En algunas culturas o sectores de la sociedad, se vincula la sexualidad a un acto meramente dispuesto para el proceso de la reproducción humana. Es por ello que se hace imposible pensar que los adultos mayores tengan relaciones sexuales, si ya no tienen la capacidad de reproducción.

Se cree que vejez es sinónimo de enfermedad; que enfermedad es sinónimo de incapacidad. En base a esta ideología se entreteje otro mito que asegura que la sexualidad, con la vejez, se va esfumando hasta llegar el punto de desaparecer, esto debido a las múltiples enfermedades que puede presentar un anciano.

La represión sexual

Algunos ancianos debido a que presentan algún tipo de enfermedad optan por evitar u olvidarse de la vida sexual, pesando que les puede acarrear algún tipo de complicación. Por ejemplo, una persona con problemas cardiovasculares, prefiere no tener actividad sexual para evitar un infarto. Ancianos con diabetes optan por no tener contacto sexual debido a que gran número de personas con esta enfermedad presentan problemas de disfunción eréctil, circunstancia que les avergüenza al momento de intimidar con su pareja.

El estado de viudez está estrechamente vinculado a la represión sexual en la tercera edad. Las creencias de que al momento de que se muere tu pareja también se muere la vida sexual. En este estado, el anciano presenta una incapacidad para poder establecer un vinculo afectivo- sexual con otra persona, debido a la gran carga de mitos que trae consigo.

Algunas personas cuando llegan a la menopausia o andropausia le ponen fin a la vida sexual, responsabilizando a los cambios hormonales por la falta de apetito sexual. Parece extraño pero cuando la mujer esta en la menopausia el hombre atraviesa por una etapa en la que quieren sentirse jóven, muestran actitudes juveniles, tales como: como tener sexo con mujeres jóvenes, escuchar música juvenil, etc.

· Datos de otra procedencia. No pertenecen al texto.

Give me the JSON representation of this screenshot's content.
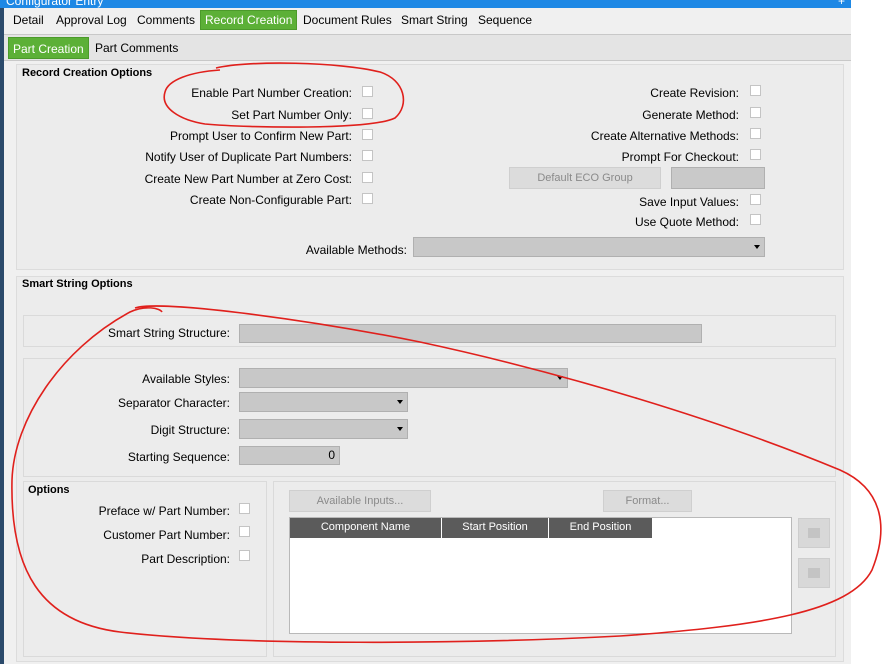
{
  "window": {
    "title": "Configurator Entry",
    "plus_glyph": "+"
  },
  "tabs": [
    "Detail",
    "Approval Log",
    "Comments",
    "Record Creation",
    "Document Rules",
    "Smart String",
    "Sequence"
  ],
  "subtabs": [
    "Part Creation",
    "Part Comments"
  ],
  "record_creation": {
    "title": "Record Creation Options",
    "left_options": [
      {
        "label": "Enable Part Number Creation:",
        "checked": false
      },
      {
        "label": "Set Part Number Only:",
        "checked": false
      },
      {
        "label": "Prompt User to Confirm New Part:",
        "checked": false
      },
      {
        "label": "Notify User of Duplicate Part Numbers:",
        "checked": false
      },
      {
        "label": "Create New Part Number at Zero Cost:",
        "checked": false
      },
      {
        "label": "Create Non-Configurable Part:",
        "checked": false
      }
    ],
    "right_options": [
      {
        "label": "Create Revision:",
        "checked": false
      },
      {
        "label": "Generate Method:",
        "checked": false
      },
      {
        "label": "Create Alternative Methods:",
        "checked": false
      },
      {
        "label": "Prompt For Checkout:",
        "checked": false
      },
      {
        "label": "Save Input Values:",
        "checked": false
      },
      {
        "label": "Use Quote Method:",
        "checked": false
      }
    ],
    "default_eco_group_button": "Default ECO Group",
    "available_methods_label": "Available Methods:",
    "available_methods_value": ""
  },
  "smart_string": {
    "title": "Smart String Options",
    "structure_label": "Smart String Structure:",
    "structure_value": "",
    "available_styles_label": "Available Styles:",
    "separator_label": "Separator Character:",
    "digit_structure_label": "Digit Structure:",
    "starting_sequence_label": "Starting Sequence:",
    "starting_sequence_value": "0",
    "options_title": "Options",
    "options": [
      {
        "label": "Preface w/ Part Number:",
        "checked": false
      },
      {
        "label": "Customer Part Number:",
        "checked": false
      },
      {
        "label": "Part Description:",
        "checked": false
      }
    ],
    "available_inputs_button": "Available Inputs...",
    "format_button": "Format...",
    "grid_columns": [
      "Component Name",
      "Start Position",
      "End Position"
    ]
  },
  "colors": {
    "active_tab": "#5cb037",
    "titlebar": "#1e88e5",
    "annotation": "#e0201c"
  }
}
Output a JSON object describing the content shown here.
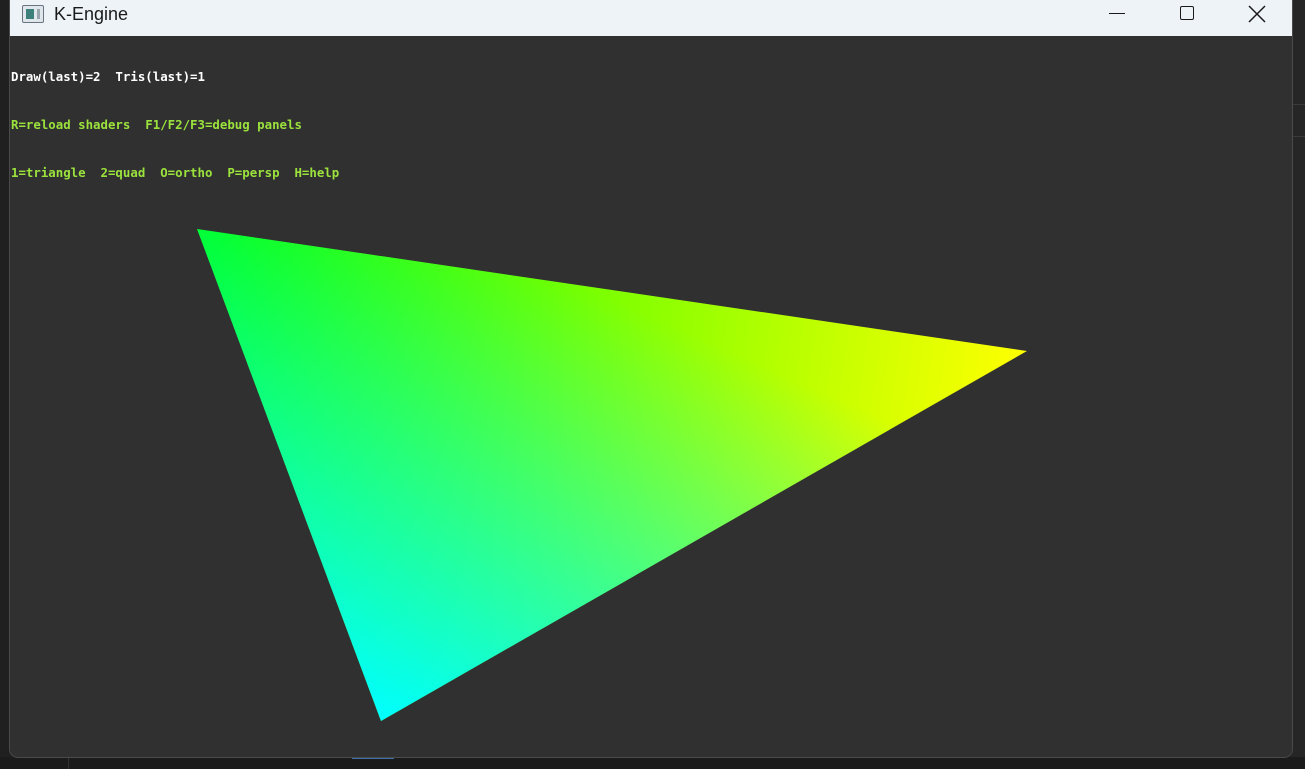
{
  "window": {
    "title": "K-Engine",
    "controls": {
      "minimize_icon": "minimize-icon",
      "maximize_icon": "maximize-icon",
      "close_icon": "close-icon"
    }
  },
  "hud": {
    "stats": "Draw(last)=2  Tris(last)=1",
    "help_line_1": "R=reload shaders  F1/F2/F3=debug panels",
    "help_line_2": "1=triangle  2=quad  O=ortho  P=persp  H=help",
    "stats_color": "#ffffff",
    "help_color": "#9be23d"
  },
  "scene": {
    "background_color": "#303030",
    "mesh": "triangle",
    "vertex_colors": [
      "#00ff00",
      "#ffff00",
      "#00ffff"
    ]
  }
}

Los ancianos son utilizados en la actualidad como nanas e incluso, a veces, comparten habitación con los chicos. En este sentido, el hecho de compartir habitación con los niños es robar la intimidad de los ancianos, limitándose en el proceso de exploración. Se debe de tomar en cuenta que los ancianos, por lo general, presentan problemas de visión, por lo tanto es fundamental que al intimar tengan luz. Por lo tanto, si comparten habitación, no pueden encender la luz por el temor de despertar a los chicos.

Cambios fisiológicos

En los hombres.

  1. En los hombres disminuye la testosterona y por ende disminuye la libido.
  2. La erección es menos firme y dura menos el periodo de erección del pene.
  3. La excitación predomina especialmente en el toqueteo de sus genitales.
  4. Cambios físicos: encorvamiento, arrugas, pérdida de pelo, etc.
En las mujeres:

  1. Cierta pérdida de sensibilidad en las mamas.
  2. Menos lubricación vaginal.
  3. Cambios físicos: pérdida de firmeza de las mamas, encorvamiento, pérdida de firmeza de la piel, etc.

Revivir la vida sexual

  1. No se debe reprimir la sexualidad.
  2. La sexualidad en la tercera edad implica que haya mas contacto físico – emocional.
  3. Deben buscar estrategias para revivir la sexualidad tales como: compartir más tiempo en pareja, acariciarse sin miedo y sin prejuicios, incrementar la comunicación en la pareja, de tal forma que, uno a otro, expresen sus necesidades o gustos en el ámbito sexual; estar en constante actividad física, salir al cine, a reuniones sociales, etc.
  4. En el caso de no tener pareja, se debe dar la oportunidad de conocer gente para entablar una relación.
  5. Recuerde que el éxito de una vida sexual feliz tiene que ver con el contacto físico.
  6. Acudir con profesionistas; terapeutas, sexólogos, etc.